Every businessman/entrepreneur/street hawker worth his salt knows that tourists can easily be torn from their cash through the sheer abuse of morals, logic, and language barriers. You may think that by hamming up your Laaandaaan accent by 300% you can convince shopkeepers that you deserve access to the “real prices”. Nice try. Be prepared to pay £3 for a 500ml bottle of water. And God help you if you don’t have a watertight contract on your flat, because if your landlord realises how much (s)he could make renting your place out to visiting Olympic spectators, you will be kicked out before you can say “Citizens Advice Bureau”.

Becoming a hermit

This one really depends on where exactly you’re based, but as a general rule, if it involves you having to take the tube, it’s not worth doing. The smart employed members of the population should have started saving up holidays/sick days seven years ago when it was announced that London would host the games. If you’re unemployed, why not take the opportunity to get heavy into live webcam feeds? What better way to pass the time than being sat at home, developing scurvy and watching the carnage unfold, grainy frame-by-frame? If you live in east London, this may be your only option.


It has pretty much been scientifically proven that there is only so much a person can stand having hundreds of flags waved in their faces before they start to lose it. The evidence has been especially clear recently during the football, the tennis and the Diamond Jubilee. And I know that impulse buying can affect the best of us, so try your hardest not to get caught up in the promotional frenzy in your local Tesco. No one needs to spend £20 on a ‘Team GB Olympic unisex woven bracelet’. No one.

Increased police presence

Following a massive draft of police officers from across the UK to help with a £1 billion security operation to “protect” the Olympics, there will be around 10,000 police officers from forces outside of London on duty during the games on top of the already sprawling mass of the London Met. Many will be working 12 hour shifts and staying in student halls of residence (and not the fancy private kind with ensuites either). Don’t be surprised if they seem a little tetchy. Try not to get caught grumbling, complaining or even frowning in public as this may lead to you getting accused of dissent and being taken away to the back of a police van for the rest of the day. And you thought the delays on the bus were bad enough.

Public transport

If you do feel compelled to leave the house, TfL and BoJo have teamed up to advise you to consult GetAheadOfTheGames.com. This is a multi-platform service that serves to paint a rosier picture of what life in London will be like during the Olympics, complete with illustrated posters of pleasantly countenanced commuters that have managed to find the route that absolutely no one else is taking, due to their diligent tech-savvy following of @GAOTG. In a more honest campaign, Robert Crumb would be hired to illustrate billboards detailing the sickening breakdown of humanity at the hands of wrathful commuters as they realise that they are all taking the exact same ‘alternative’ route.
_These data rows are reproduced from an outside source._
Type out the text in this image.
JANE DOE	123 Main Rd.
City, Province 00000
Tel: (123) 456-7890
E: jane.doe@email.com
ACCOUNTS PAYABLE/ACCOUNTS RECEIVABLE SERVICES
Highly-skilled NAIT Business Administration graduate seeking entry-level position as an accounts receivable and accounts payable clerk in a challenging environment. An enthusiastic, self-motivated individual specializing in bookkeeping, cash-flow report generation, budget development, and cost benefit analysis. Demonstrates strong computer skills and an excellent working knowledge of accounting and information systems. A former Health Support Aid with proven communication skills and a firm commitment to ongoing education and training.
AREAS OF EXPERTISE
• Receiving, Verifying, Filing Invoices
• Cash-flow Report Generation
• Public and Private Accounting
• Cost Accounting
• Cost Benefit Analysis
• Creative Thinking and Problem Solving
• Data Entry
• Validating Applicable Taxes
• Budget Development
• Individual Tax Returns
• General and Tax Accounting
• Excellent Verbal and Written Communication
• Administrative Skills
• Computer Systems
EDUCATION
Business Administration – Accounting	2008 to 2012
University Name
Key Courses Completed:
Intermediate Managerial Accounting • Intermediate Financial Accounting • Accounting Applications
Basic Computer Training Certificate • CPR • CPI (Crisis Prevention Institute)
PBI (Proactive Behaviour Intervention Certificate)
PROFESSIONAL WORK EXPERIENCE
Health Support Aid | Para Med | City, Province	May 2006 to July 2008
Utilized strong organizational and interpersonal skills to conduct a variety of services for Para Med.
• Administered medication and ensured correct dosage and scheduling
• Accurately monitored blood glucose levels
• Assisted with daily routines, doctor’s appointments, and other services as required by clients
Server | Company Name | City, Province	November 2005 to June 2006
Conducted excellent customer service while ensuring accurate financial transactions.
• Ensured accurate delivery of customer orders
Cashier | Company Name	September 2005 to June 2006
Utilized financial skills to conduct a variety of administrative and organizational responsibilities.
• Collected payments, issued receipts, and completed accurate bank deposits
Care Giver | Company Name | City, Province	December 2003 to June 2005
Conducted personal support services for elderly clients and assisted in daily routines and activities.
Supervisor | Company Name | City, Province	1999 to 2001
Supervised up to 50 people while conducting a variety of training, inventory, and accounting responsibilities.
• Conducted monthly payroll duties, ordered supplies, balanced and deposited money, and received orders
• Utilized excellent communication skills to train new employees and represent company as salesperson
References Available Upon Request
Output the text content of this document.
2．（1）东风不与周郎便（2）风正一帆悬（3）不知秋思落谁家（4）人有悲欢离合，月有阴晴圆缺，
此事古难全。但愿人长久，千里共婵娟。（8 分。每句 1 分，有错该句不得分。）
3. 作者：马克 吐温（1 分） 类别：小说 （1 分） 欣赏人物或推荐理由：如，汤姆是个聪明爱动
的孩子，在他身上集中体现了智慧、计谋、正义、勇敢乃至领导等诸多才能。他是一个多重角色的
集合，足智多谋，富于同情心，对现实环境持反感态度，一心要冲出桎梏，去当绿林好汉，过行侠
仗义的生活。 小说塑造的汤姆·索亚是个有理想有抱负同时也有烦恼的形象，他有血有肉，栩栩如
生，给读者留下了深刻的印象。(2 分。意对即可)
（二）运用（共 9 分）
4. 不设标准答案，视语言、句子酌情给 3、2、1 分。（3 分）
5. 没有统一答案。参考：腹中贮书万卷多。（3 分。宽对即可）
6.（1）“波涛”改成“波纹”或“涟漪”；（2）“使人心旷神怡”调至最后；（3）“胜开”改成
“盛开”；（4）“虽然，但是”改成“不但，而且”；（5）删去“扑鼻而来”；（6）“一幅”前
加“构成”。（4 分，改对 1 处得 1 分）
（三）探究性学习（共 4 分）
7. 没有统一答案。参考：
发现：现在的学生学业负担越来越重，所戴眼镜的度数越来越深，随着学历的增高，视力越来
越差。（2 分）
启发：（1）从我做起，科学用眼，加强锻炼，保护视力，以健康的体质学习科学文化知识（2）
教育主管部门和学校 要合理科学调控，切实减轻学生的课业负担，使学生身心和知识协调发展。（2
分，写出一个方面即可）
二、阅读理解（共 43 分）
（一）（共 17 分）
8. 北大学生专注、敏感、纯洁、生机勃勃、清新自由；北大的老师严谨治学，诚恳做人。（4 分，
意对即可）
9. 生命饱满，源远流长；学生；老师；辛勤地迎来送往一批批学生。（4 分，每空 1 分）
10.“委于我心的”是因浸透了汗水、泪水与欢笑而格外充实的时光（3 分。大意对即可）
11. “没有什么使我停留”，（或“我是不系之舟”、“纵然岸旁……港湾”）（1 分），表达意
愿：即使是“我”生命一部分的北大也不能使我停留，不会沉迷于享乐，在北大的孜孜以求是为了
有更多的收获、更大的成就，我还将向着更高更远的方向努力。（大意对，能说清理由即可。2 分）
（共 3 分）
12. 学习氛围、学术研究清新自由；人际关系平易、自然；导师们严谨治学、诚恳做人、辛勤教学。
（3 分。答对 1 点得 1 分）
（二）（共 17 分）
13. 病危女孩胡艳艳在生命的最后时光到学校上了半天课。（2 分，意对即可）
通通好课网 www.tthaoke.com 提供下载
The billboards would serve as a small distraction from the blood running in the streets as practically stationary groups of tourists are beaten to the ground by locals, unable to handle the claustrophobic grind of travelling through the mildly put “affected areas”. Ten quid says that London will look like the set of Children of Men before the two weeks are up.

The Paralympic Games

Just when you’d thought you’d adjusted to life after the Olympics, it all starts back up again for round two in the last week of August. When the dust finally settles in September, the streets may have been cleaned up and returned somewhat to normality, but no amount of pressure washing can undo the effects the last month has had on you psychologically. Be prepared to usher in a new chapter of your life, in which you are but a mere shadow of your former self.